I never have to fear all the trials that I face, because I have a Savior that understands and has overcome by way of the cross.
He was despised and rejected by men, a man of sorrows and acquainted with grief, and as one from whom men hide their faces He was despised, and we esteemed Him not. Surely He has borne our griefs and carried our sorrows; yet we esteemed Him stricken, smitten by God and afflicted. But He was pierced for our transgressions; He was crushed for our iniquities; upon Him was the chastisement that brought us peace, and with His wounds we are healed. All we like sheep have gone astray; we have turned-every one-to his own way; and the Lord has laid on Him the iniquity of us all.
He was oppressed, and He was afflicted, yet He opened not His mouth; like a lamb that is led to the slaughter, and like a sheep that before its shearers is silent, so He opened not His mouth. By oppression and judgement He was taken away; and as for His generation, who considered that He was cut off out of the land of the living stricken for the transgression of my people? And they made His grave with the wicked and with a rich man in His death, although He had done no violence, and there was no deceit in His mouth.
My Lord suffered far more than I could ever comprehend. He chose to walk the path that would lead to our redemption. For that I give Him my life. For that I give Him my trust. For that I give Him my worship.

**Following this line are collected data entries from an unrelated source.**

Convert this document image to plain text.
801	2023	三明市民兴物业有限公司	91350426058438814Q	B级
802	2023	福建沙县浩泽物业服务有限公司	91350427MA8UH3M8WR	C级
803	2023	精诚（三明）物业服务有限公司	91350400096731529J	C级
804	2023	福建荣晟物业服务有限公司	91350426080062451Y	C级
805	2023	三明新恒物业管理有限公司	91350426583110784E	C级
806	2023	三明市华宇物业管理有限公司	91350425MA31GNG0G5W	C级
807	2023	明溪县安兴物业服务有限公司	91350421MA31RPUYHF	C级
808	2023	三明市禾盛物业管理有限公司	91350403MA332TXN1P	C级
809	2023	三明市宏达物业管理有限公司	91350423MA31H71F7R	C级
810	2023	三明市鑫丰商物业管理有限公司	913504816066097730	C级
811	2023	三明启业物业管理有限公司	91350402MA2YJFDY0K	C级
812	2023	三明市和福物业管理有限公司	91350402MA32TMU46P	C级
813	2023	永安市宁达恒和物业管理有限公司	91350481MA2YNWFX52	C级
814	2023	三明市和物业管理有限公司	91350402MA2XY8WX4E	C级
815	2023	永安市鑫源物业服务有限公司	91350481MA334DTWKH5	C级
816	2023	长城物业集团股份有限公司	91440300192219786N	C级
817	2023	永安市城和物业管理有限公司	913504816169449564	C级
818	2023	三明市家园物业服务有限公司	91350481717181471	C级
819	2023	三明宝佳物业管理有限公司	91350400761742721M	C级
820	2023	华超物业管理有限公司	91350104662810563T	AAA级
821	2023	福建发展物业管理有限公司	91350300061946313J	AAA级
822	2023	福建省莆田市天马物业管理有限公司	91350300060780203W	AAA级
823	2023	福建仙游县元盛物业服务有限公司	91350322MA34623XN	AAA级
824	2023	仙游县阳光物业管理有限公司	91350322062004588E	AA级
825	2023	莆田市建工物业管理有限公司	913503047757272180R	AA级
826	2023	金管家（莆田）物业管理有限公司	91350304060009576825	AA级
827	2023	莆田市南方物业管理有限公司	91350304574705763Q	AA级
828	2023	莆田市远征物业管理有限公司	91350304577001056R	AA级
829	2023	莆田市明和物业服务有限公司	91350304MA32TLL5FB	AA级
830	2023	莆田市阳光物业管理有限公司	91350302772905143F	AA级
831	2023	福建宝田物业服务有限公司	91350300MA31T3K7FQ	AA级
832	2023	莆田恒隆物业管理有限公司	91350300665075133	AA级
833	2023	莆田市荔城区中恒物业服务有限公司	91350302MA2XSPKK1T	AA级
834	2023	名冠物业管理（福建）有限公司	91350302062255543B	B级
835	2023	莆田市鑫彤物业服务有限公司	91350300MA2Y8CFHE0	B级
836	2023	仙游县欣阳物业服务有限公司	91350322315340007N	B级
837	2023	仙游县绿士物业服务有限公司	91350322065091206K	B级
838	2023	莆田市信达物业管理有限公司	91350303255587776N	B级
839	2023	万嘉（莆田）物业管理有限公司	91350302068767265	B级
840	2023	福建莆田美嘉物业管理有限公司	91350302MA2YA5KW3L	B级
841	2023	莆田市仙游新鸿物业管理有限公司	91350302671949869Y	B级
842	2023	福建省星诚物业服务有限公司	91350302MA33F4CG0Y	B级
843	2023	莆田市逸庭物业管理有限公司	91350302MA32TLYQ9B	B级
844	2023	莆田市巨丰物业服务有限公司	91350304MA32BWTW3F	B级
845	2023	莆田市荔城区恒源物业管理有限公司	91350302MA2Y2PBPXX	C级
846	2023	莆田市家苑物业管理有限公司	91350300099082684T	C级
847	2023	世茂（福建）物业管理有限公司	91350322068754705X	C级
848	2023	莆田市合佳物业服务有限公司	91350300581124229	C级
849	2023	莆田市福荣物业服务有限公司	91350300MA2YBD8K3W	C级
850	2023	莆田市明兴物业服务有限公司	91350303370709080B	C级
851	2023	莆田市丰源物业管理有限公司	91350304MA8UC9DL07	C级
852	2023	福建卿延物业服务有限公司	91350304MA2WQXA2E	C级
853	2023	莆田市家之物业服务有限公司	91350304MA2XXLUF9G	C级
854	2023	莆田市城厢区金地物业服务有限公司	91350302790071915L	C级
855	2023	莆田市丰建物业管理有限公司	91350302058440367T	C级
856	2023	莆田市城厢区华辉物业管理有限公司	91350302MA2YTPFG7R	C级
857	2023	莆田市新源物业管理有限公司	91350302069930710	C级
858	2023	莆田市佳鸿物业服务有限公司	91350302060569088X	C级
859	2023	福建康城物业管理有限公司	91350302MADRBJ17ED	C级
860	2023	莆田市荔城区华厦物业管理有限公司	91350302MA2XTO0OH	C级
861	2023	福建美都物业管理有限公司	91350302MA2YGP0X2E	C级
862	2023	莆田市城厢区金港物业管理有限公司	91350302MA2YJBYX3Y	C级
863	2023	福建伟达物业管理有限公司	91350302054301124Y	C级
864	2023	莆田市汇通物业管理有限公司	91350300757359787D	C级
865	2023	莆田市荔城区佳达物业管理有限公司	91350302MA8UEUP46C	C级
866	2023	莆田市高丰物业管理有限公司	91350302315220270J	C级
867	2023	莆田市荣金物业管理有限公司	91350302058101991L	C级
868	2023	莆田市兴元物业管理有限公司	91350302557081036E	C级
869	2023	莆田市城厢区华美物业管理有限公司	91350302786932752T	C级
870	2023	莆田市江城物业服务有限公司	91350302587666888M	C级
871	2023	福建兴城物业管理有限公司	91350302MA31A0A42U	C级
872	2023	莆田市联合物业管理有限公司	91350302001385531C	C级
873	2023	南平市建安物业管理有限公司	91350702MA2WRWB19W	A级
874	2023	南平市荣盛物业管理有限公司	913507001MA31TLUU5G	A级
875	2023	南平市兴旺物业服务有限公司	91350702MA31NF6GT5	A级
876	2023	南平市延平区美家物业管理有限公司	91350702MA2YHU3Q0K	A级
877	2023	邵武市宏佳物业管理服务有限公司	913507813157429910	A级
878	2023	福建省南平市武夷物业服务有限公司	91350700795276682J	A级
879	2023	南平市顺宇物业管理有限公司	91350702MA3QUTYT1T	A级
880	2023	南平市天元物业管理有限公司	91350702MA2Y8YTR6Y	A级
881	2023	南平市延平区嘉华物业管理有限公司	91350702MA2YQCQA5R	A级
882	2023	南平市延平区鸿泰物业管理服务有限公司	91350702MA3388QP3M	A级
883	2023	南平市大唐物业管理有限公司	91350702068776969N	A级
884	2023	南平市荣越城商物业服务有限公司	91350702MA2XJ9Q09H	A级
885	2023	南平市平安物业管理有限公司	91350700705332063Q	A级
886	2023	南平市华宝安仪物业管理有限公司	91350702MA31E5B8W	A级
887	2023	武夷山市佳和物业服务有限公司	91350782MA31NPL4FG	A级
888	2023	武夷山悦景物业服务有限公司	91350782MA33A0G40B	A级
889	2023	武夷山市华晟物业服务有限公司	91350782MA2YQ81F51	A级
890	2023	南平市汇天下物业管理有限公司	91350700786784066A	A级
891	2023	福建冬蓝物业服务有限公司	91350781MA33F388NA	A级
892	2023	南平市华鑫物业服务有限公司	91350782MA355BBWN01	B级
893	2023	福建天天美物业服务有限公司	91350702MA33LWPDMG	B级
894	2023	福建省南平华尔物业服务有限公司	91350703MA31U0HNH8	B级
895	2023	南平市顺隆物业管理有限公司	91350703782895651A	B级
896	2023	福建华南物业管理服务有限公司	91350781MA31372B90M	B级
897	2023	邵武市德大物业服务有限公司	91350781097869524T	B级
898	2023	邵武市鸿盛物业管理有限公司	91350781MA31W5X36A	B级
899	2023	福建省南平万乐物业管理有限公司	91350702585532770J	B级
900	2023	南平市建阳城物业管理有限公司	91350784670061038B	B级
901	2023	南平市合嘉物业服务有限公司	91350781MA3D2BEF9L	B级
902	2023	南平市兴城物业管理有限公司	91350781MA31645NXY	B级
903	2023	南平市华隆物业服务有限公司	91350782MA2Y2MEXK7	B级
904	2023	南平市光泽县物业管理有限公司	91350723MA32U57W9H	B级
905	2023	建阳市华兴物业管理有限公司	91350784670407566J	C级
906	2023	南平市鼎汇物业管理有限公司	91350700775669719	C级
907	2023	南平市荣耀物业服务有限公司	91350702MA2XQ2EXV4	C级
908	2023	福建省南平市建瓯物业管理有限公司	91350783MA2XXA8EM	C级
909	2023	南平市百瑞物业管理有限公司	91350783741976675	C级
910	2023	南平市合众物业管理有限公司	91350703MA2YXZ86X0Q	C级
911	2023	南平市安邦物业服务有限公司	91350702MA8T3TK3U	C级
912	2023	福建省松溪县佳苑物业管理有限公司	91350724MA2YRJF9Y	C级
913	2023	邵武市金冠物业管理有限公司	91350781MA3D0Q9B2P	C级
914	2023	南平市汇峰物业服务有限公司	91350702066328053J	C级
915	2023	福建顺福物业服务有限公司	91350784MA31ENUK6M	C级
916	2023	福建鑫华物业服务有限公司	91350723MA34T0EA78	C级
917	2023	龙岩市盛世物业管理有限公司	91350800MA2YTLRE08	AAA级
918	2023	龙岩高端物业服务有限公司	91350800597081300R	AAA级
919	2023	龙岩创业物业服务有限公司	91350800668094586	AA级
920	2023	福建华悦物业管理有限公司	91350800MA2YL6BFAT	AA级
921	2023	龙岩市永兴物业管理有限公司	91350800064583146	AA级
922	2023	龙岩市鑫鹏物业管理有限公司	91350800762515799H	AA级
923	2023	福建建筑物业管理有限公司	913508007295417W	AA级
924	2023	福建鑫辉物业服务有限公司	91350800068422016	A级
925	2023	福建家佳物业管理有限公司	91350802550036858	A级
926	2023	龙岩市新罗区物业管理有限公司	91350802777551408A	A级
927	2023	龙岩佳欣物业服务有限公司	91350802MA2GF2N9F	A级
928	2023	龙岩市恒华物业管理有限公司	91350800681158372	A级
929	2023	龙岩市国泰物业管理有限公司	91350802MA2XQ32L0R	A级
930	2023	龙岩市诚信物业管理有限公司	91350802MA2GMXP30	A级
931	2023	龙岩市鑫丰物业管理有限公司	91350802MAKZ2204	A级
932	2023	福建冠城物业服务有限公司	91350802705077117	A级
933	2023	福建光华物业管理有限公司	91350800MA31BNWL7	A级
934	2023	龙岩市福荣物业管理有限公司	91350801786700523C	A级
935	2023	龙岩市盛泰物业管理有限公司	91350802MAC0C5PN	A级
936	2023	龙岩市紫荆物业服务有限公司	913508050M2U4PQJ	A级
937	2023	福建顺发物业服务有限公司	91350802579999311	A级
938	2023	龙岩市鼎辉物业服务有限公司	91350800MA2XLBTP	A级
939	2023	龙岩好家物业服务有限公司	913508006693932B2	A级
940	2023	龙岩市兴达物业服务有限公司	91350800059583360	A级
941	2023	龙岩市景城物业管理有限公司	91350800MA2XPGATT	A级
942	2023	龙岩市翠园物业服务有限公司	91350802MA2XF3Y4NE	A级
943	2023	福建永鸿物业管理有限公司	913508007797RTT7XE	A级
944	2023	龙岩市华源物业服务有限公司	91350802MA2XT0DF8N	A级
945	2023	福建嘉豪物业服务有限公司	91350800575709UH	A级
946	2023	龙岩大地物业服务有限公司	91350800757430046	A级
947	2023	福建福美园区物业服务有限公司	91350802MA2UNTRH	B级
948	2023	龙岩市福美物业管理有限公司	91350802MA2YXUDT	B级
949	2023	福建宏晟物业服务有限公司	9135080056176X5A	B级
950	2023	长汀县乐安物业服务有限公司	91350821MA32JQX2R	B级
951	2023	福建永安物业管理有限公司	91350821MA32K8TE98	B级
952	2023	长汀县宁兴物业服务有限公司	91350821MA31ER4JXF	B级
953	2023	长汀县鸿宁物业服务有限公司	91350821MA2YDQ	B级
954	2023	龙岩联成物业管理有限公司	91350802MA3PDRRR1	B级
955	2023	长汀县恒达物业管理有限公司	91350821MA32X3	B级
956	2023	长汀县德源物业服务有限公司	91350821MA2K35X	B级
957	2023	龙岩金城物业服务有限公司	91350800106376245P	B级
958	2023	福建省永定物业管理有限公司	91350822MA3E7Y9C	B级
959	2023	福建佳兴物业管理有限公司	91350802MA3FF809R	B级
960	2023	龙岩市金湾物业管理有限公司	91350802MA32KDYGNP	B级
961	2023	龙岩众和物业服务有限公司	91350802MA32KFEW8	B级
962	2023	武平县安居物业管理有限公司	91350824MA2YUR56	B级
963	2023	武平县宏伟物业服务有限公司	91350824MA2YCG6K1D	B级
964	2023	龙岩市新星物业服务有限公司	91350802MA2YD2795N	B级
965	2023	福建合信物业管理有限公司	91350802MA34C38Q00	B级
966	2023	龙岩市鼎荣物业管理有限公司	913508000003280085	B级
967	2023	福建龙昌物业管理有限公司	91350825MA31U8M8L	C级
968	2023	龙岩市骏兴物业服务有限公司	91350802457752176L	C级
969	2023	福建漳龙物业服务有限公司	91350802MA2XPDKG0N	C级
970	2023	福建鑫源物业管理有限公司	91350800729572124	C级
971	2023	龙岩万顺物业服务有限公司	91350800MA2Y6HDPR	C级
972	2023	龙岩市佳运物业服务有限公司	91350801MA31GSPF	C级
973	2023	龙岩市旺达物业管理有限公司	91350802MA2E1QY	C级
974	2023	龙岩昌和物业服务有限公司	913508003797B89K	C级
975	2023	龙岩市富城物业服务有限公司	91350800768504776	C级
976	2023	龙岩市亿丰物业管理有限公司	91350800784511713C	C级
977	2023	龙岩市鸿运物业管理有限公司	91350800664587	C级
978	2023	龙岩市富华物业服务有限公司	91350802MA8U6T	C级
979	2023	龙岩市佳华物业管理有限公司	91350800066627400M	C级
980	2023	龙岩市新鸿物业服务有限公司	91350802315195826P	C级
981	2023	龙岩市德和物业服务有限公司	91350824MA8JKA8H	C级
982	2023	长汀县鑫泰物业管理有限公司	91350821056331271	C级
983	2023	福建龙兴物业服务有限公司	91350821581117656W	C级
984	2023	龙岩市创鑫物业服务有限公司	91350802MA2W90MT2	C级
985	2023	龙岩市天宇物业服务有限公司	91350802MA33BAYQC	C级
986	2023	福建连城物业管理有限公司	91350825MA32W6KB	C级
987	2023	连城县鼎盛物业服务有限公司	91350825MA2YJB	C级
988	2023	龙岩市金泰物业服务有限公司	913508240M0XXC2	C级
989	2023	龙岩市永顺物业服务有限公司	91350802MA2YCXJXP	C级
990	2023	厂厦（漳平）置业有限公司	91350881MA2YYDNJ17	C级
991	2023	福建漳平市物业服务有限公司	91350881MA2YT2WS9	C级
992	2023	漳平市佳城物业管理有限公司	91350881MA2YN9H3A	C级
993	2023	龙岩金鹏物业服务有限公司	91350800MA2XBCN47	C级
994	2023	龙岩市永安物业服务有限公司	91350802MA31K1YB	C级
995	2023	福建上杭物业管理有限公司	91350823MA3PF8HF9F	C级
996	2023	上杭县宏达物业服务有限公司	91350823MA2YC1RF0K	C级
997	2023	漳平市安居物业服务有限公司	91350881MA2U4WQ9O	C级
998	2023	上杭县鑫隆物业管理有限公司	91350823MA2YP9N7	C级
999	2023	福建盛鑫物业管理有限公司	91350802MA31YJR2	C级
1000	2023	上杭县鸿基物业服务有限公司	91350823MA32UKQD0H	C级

“Therefore, since we are surrounded by so great a cloud of witnesses, let us also lay aside every weight, and sin which clings so closely, and let us run with endurance the race that is set before us, looking to Jesus, the founder and perfecter of our faith, who for the joy that was set before Him endured the cross, despising the shame, and is seated at the right hand of the throne of God.” Hebrews 12:1-2
I learned recently that the tomb where Jesus was laid was in a garden. Somehow it didn’t surprise me. It felt like one of those truths that I should have always known. In a garden we fell. In a garden my Lord rose in perfect authority and resurrection power to offer us full redemption and the forgiveness of our sins if only we would turn from our sin to the Living God.
Isn’t it just like Him to bring beauty from ashes?
Isn’t it just like Him to take heartache and turn it into magnificent glory?
Tomorrow as I walk through my garden of tattered leaves and more than a few painful memories I will remember that my Jesus saw the joy that would come after His suffering. My Jesus knew the beauty that would come after His pain.
And I will rejoice in the glorious and unfading hope of my Lord and King.